A través de una investigación, Ciper Chile presentó un correo electrónico que habría sido enviado por el capitán y miembro de la Unidad de Inteligencia Operativa Especializada de Carabineros (UIEO), Leonardo Osses, al funcionario civil Álex Smith, donde se incluía un archivo adjunto con el nombre “Llaitul.txt”. El documento fue enviado el 23 de septiembre de 2017 a las 21.08 horas.

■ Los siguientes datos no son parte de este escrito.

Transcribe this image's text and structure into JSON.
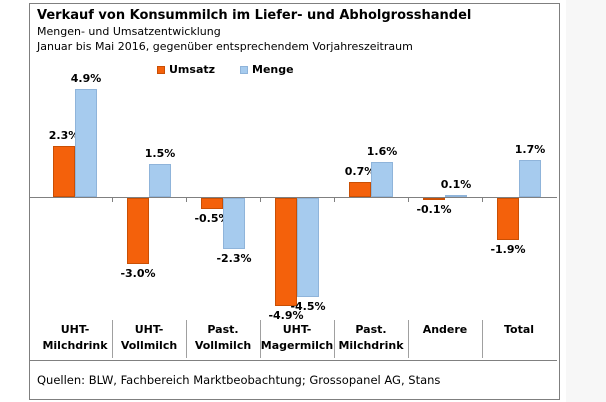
{
  "header": {
    "title": "Verkauf von Konsummilch im Liefer- und Abholgrosshandel",
    "subtitle1": "Mengen- und Umsatzentwicklung",
    "subtitle2": "Januar bis Mai 2016, gegenüber entsprechendem Vorjahreszeitraum"
  },
  "legend": {
    "items": [
      {
        "label": "Umsatz",
        "color": "#F4610B",
        "border": "#C94F04"
      },
      {
        "label": "Menge",
        "color": "#A6CBEE",
        "border": "#8FB4DA"
      }
    ]
  },
  "chart_data": {
    "type": "bar",
    "title": "Verkauf von Konsummilch im Liefer- und Abholgrosshandel",
    "subtitle": "Mengen- und Umsatzentwicklung, Januar bis Mai 2016, gegenüber entsprechendem Vorjahreszeitraum",
    "unit": "%",
    "categories": [
      "UHT-Milchdrink",
      "UHT-Vollmilch",
      "Past. Vollmilch",
      "UHT-Magermilch",
      "Past. Milchdrink",
      "Andere",
      "Total"
    ],
    "category_lines": [
      [
        "UHT-",
        "Milchdrink"
      ],
      [
        "UHT-",
        "Vollmilch"
      ],
      [
        "Past.",
        "Vollmilch"
      ],
      [
        "UHT-",
        "Magermilch"
      ],
      [
        "Past.",
        "Milchdrink"
      ],
      [
        "Andere"
      ],
      [
        "Total"
      ]
    ],
    "series": [
      {
        "name": "Umsatz",
        "color": "#F4610B",
        "border_color": "#C94F04",
        "values": [
          2.3,
          -3.0,
          -0.5,
          -4.9,
          0.7,
          -0.1,
          -1.9
        ],
        "labels": [
          "2.3%",
          "-3.0%",
          "-0.5%",
          "-4.9%",
          "0.7%",
          "-0.1%",
          "-1.9%"
        ]
      },
      {
        "name": "Menge",
        "color": "#A6CBEE",
        "border_color": "#8FB4DA",
        "values": [
          4.9,
          1.5,
          -2.3,
          -4.5,
          1.6,
          0.1,
          1.7
        ],
        "labels": [
          "4.9%",
          "1.5%",
          "-2.3%",
          "-4.5%",
          "1.6%",
          "0.1%",
          "1.7%"
        ]
      }
    ],
    "ylim": [
      -5.5,
      5.5
    ],
    "grid": false,
    "legend_position": "top",
    "axis_color": "#808080",
    "xlabel": "",
    "ylabel": ""
  },
  "footer": {
    "source": "Quellen: BLW, Fachbereich Marktbeobachtung; Grossopanel AG, Stans"
  }
}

Solo unas horas antes, Carabineros y la Fiscalía había concretado la llamada “Operación Huracán”, con la detención de ocho comuneros mapuche que fueron acusados de asociación ilícita terrorista.

Osses envió a Smith -a quien se apunta como creador del software que permitió la supuesta incautación de los mensajes- un correo electrónico con las imágenes de un notebook, una flecha y un celular en el asunto, en medio de un texto que decía “Documento de… Ojala Termine”.

El medio comparó el contenido del archivo “Llaitul.txt” con los chats que aparecieron en los teléfonos incautados de los comuneros, un material que fue utilizado un día después en el control de detención y que aseguró que el traspaso de los mensajes “es textual”.

Sin embargo, el peritaje de la Unidad Especializada en Lavado de dinero, Delitos Económicos y Crimen Organizado determinó que los mensajes encontrados en los celulares fueron creados cuando los imputados estaban detenidos. Además, dicha conclusión “fue corroborada por otros dos peritajes, uno de la Policía de Investigaciones (PDI) y otro de un experto informático de la Universidad de Santiago (Usach)”.

Aunque Ciper contactó al capitán Osses, este no dio respuesta sobre “el por qué envió la noche del 23 de septiembre un correo electrónico a Álex Smith con los chats de Héctor Llaitul, los mismos que luego aparecieron en un archivo .txt en uno de sus teléfonos”. De todos modos, descartó que los teléfonos hayan sido intervenidos.

Los peritajes son enfáticos en señalar que los archivos no fueron extraídos de mensajería instantánea y que habrían sido puestos en los teléfonos tras la incautación realizada por la policía. Tanto Osses como Smith se encontraban trabajando en medio de los equipos computacionales, en un amplio salón de la sede de Labocar, durante el proceso de peritaje de las pruebas.